Dazu gehört auch interreligiöses Lernen: Jesus ist, wie das Johannesevangelium sagt, Licht gegen absichtliche Zerstörungslust, gegen Sünden. Auch die Theologie rüstet ab, globalisiert sich, versteht sich selber besser: In Jesus wie in allen liebenden Menschen spricht Gott definitiv, aber nicht exklusiv, so lässt sich das Konzil von Chalcedon interpretieren: Außer der Sünde ist xp ist in allem uns Menschen gleich. Denn die erste Kirche baut sich Gott mit seiner Schöpfung selbst, sagt Origenes.
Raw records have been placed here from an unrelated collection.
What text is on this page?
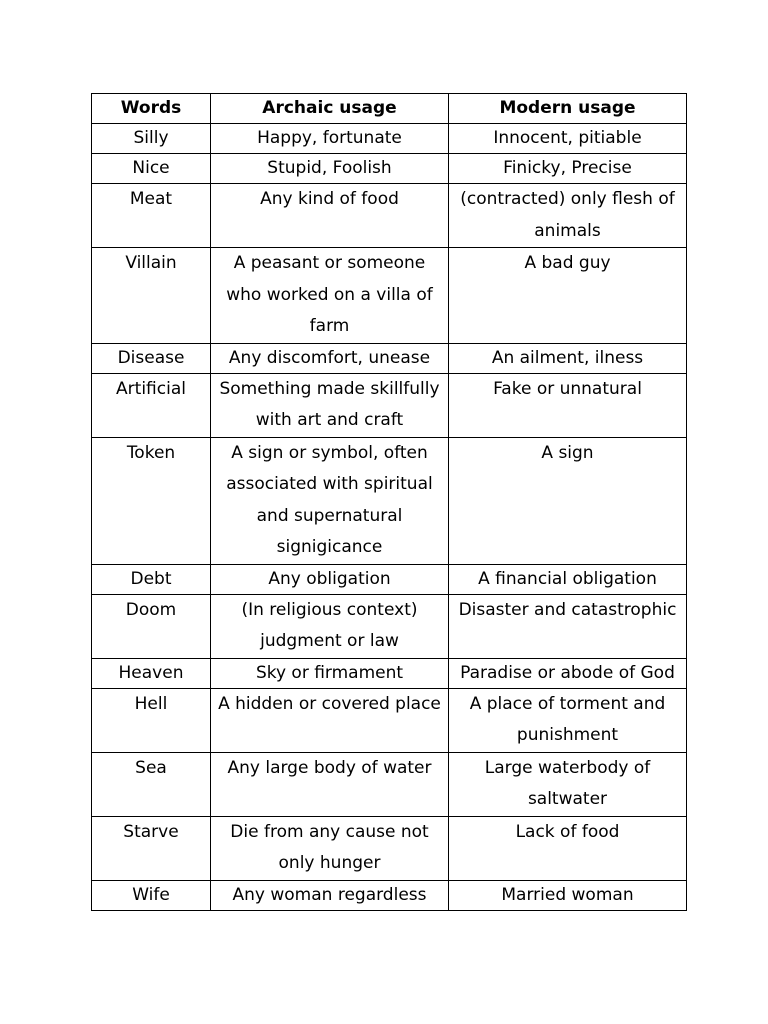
Words	Archaic usage	Modern usage
Silly	Happy, fortunate	Innocent, pitiable
Nice	Stupid, Foolish	Finicky, Precise
Meat	Any kind of food	(contracted) only flesh of animals
Villain	A peasant or someone who worked on a villa of farm	A bad guy
Disease	Any discomfort, unease	An ailment, ilness
Artificial	Something made skillfully with art and craft	Fake or unnatural
Token	A sign or symbol, often associated with spiritual and supernatural signigicance	A sign
Debt	Any obligation	A financial obligation
Doom	(In religious context) judgment or law	Disaster and catastrophic
Heaven	Sky or firmament	Paradise or abode of God
Hell	A hidden or covered place	A place of torment and punishment
Sea	Any large body of water	Large waterbody of saltwater
Starve	Die from any cause not only hunger	Lack of food
Wife	Any woman regardless	Married woman
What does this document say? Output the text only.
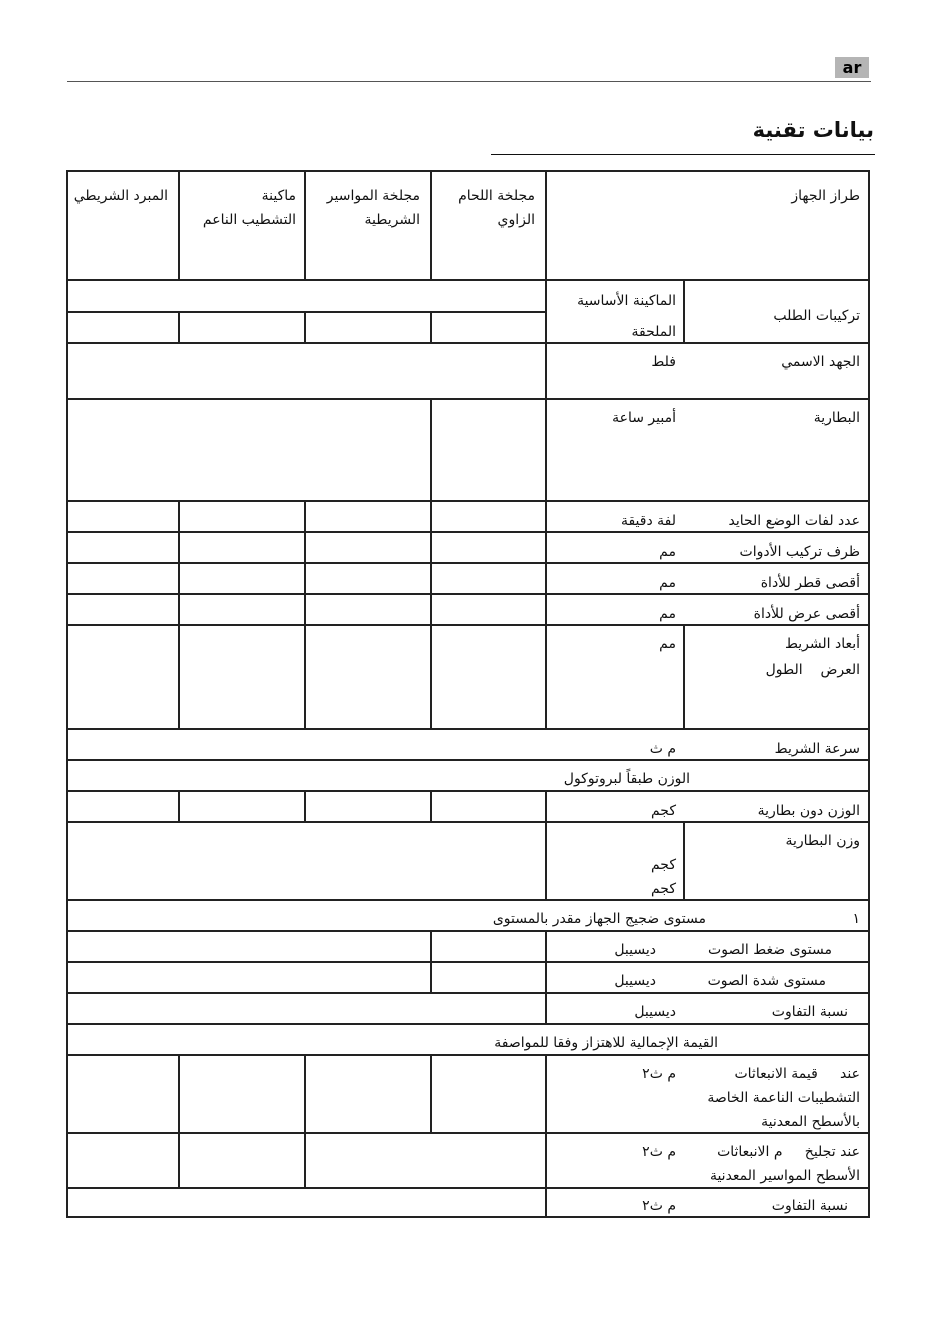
ar
بيانات تقنية
طراز الجهاز
مجلخة اللحام
الزاوي
مجلخة المواسير
الشريطية
ماكينة
التشطيب الناعم
المبرد الشريطي
تركيبات الطلب
الماكينة الأساسية
الملحقة
الجهد الاسمي
فلط
البطارية
أمبير ساعة
عدد لفات الوضع الحايد
لفة دقيقة
ظرف تركيب الأدوات
مم
أقصى قطر للأداة
مم
أقصى عرض للأداة
مم
أبعاد الشريط
العرض    الطول
مم
سرعة الشريط
م ث
الوزن طبقاً لبروتوكول
الوزن دون بطارية
كجم
وزن البطارية
كجم
كجم
١
مستوى ضجيج الجهاز مقدر بالمستوى
مستوى ضغط الصوت
ديسيبل
مستوى شدة الصوت
ديسيبل
نسبة التفاوت
ديسيبل
القيمة الإجمالية للاهتزاز وفقا للمواصفة
عند     قيمة الانبعاثات
التشطيبات الناعمة الخاصة
بالأسطح المعدنية
م ث٢
عند تجليخ     م الانبعاثات
الأسطح المواسير المعدنية
م ث٢
نسبة التفاوت
م ث٢
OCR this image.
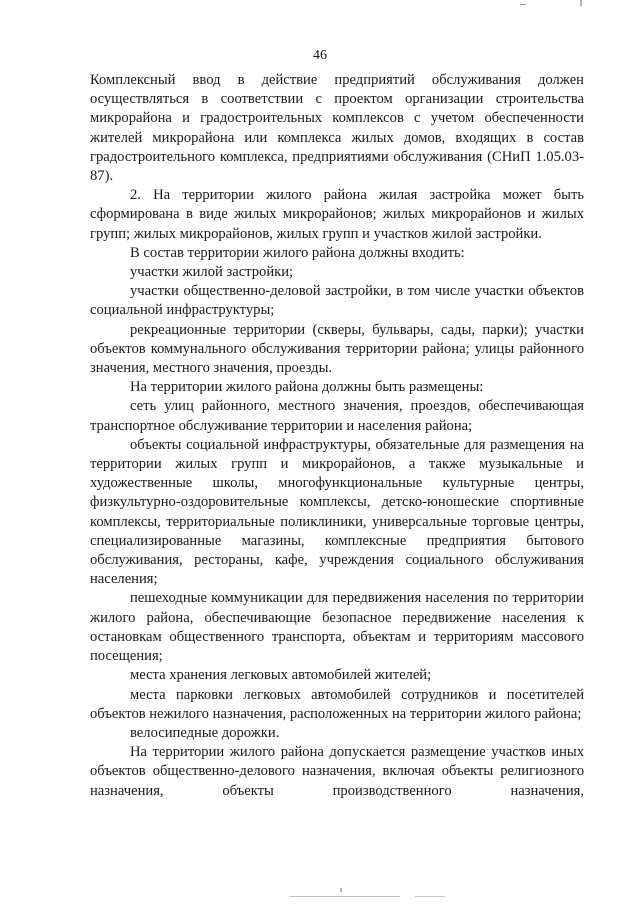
46

Комплексный ввод в действие предприятий обслуживания должен осуществляться в соответствии с проектом организации строительства микрорайона и градостроительных комплексов с учетом обеспеченности жителей микрорайона или комплекса жилых домов, входящих в состав градостроительного комплекса, предприятиями обслуживания (СНиП 1.05.03-87).

2. На территории жилого района жилая застройка может быть сформирована в виде жилых микрорайонов; жилых микрорайонов и жилых групп; жилых микрорайонов, жилых групп и участков жилой застройки.

В состав территории жилого района должны входить:

участки жилой застройки;

участки общественно-деловой застройки, в том числе участки объектов социальной инфраструктуры;

рекреационные территории (скверы, бульвары, сады, парки); участки объектов коммунального обслуживания территории района; улицы районного значения, местного значения, проезды.

На территории жилого района должны быть размещены:

сеть улиц районного, местного значения, проездов, обеспечивающая транспортное обслуживание территории и населения района;

объекты социальной инфраструктуры, обязательные для размещения на территории жилых групп и микрорайонов, а также музыкальные и художественные школы, многофункциональные культурные центры, физкультурно-оздоровительные комплексы, детско-юношеские спортивные комплексы, территориальные поликлиники, универсальные торговые центры, специализированные магазины, комплексные предприятия бытового обслуживания, рестораны, кафе, учреждения социального обслуживания населения;

пешеходные коммуникации для передвижения населения по территории жилого района, обеспечивающие безопасное передвижение населения к остановкам общественного транспорта, объектам и территориям массового посещения;

места хранения легковых автомобилей жителей;

места парковки легковых автомобилей сотрудников и посетителей объектов нежилого назначения, расположенных на территории жилого района;

велосипедные дорожки.

На территории жилого района допускается размещение участков иных объектов общественно-делового назначения, включая объекты религиозного назначения, объекты производственного назначения,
Göttlich barmherziges Profil gewinnt, wer Beziehungen stiftet und unter Irritation wohlwollend halten will.
Und wie es ausgeht: Hoffentlich gut! Der Architekt ist der Barmherzige, die Raumeröffnerin für alle gute Geburtlichkeit – mit Hannah Arendt gesprochen. Gewaltexzesse entmutigen. Eine Theologie nach Auschwitz markiert das Horrende genauso wie die postkolonialen Befreiungstheologien. Und dennoch gilt das Wort des liebesbegabten Agnostikers Vaclav Havel: Lasst uns für eine gerechte Welt eintreten, nicht weil das Projekt notwendig gut ausgeht, sondern weil es unbedingt Sinn hat, Amen.